StreetForward is a pose-free and tracker-free feedforward framework for dynamic street reconstruction. It utilizes a novel Causal Masked Attention mechanism within a Transformer-based architecture to estimate 3D Gaussian Splatting (3DGS) representations and per-pixel velocities, achieving SOTA depth estimation and high-fidelity 4D novel view synthesis.
Executive Summary
TL;DR: StreetForward is a breakthrough in 4D autonomous driving simulation. It reconstructs complex, dynamic street scenes from unposed images in a single feedforward pass—eliminating the need for time-consuming per-scene optimization, camera poses, or external trackers. By introducing Causal Masked Attention, it captures precise motion vectors and high-fidelity geometry, setting new benchmarks on the Waymo Open Dataset.
Positioning: This work moves beyond the "static-first" bias of previous Visual Geometry Transformers (VGGT).
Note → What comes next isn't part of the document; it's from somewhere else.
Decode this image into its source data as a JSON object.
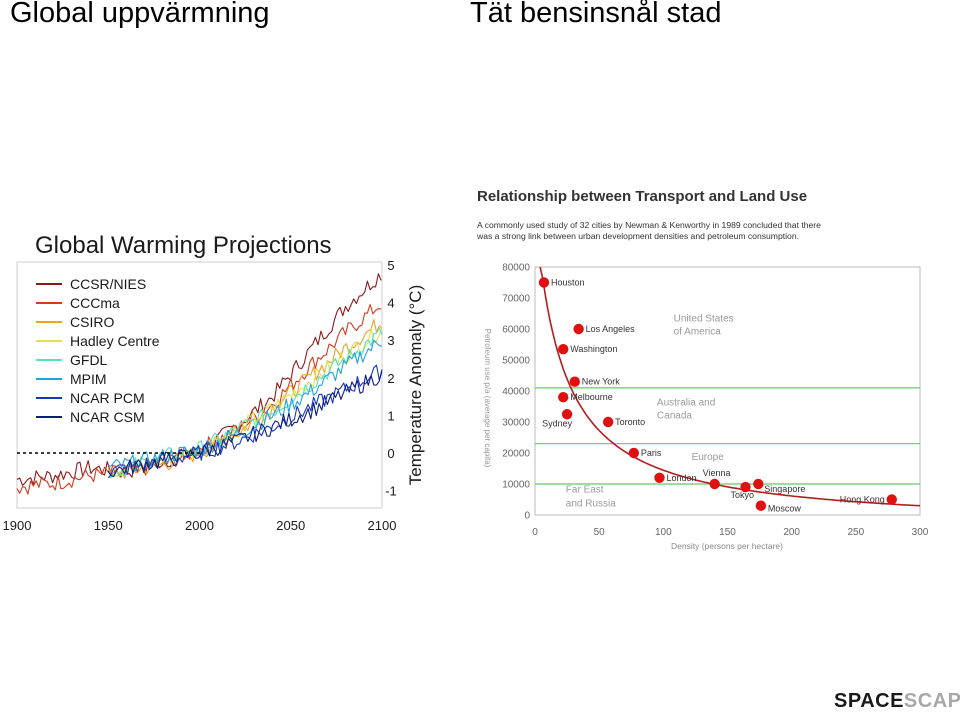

It bridges the gap between fast feedforward inference and the high-precision requirements of dynamic urban environments, serving as a foundational architecture for high-fidelity simulators and world models.
The "Unordered" Problem in 4D Reconstruction
Prior feedforward methods like VGGT were designed for Structure-from-Motion (SfM) tasks where image order doesn't necessarily matter. However, in a driving sequence, time is a vector. Existing "Alternating Attention" (AA) mechanisms treat tokens from all frames equally. This global symmetry is a weakness: it fails to represent the directed flow of motion from to , leading to ghosting artifacts and "geometry degradation" where moving objects appear as translucent smears.
Methodology: Causal Dynamics & Gaussian Splatting
The core innovation of StreetForward lies in its Causal Dynamics Modeling. Instead of letting the Transformer look at every frame simultaneously, the authors inject a frame-structured binary mask into the attention heads.
1. Causal Masked Attention
The model restricts query-key pairs to specific source-target relations. This forces the latent representations to focus purely on the temporal delta between adjacent frames, making the features inherently "motion-aware."
Figure 1: The StreetForward pipeline. Note the Causal Dynamics module that decodes per-pixel velocities ( and ) to warp dynamic Gaussians across time.
2. Joint Static-Dynamic Optimization
StreetForward represents the world using 3D Gaussian Splatting (3DGS).
- Static Content: Primitives persist across the whole sequence.
- Dynamic Content: Primitives are transformed using the decoded per-pixel velocity field.
- No Supervision: Crucially, the model learns these velocities without 4D labels, relying instead on Spatio-temporal Consistency (rendering the current frame using warped Gaussians from adjacent frames).
Experimental Results: Precision and Generalization
The results on the Waymo Open Dataset are striking, particularly in geometric accuracy.
Superior Geometry
StreetForward achieves a Full Image Depth RMSE of 3.14m, significantly outperforming the previous state-of-the-art DGGT (4.08m) and STORM (5.48m). The improvement in dynamic regions is even more pronounced (RMSE 3.45m vs DGGT's 6.37m).
Novel View Synthesis
When it comes to "seeing around corners" (spatial extrapolation) or predicting future states (temporal extrapolation), StreetForward produces much cleaner results than tracking-based methods.
Figure 2: Qualitative comparison. Notice how StreetForward reconstructs sharp, complete vehicle geometries and thin structures like traffic poles, whereas DGGT or STORM suffer from "sky-drifting" or blurred boundaries.
Zero-Shot Robustness
To test generalization, the authors ran the Waymo-trained model on CARLA data. StreetForward maintained its lead, proving that the causal motion priors it learns are physically grounded and not just overfitting to the Waymo sensor suite.
Critical Insight & Conclusion
The success of StreetForward highlights a pivotal shift: Inductive Bias Matters. While "General Transformers" are powerful, 4D reconstruction is a physical task governed by the arrow of time and the rigidity of objects. By baking these constraints into the attention mechanism (Causal Mask) and loss functions (Rigidity Regularization), StreetForward achieves what scaling alone could not.
Limitations: While the model handles rigid and deformable objects (like pedestrians), very high-speed motion across extreme frame drops might still challenge the constant-velocity assumption used in the temporal loss.
Future Outlook: StreetForward paves the way for "Instant Digital Twins" of any city street captured by a single pass of a camera-equipped vehicle, a holy grail for testing autonomous driving stacks in closed-loop simulations.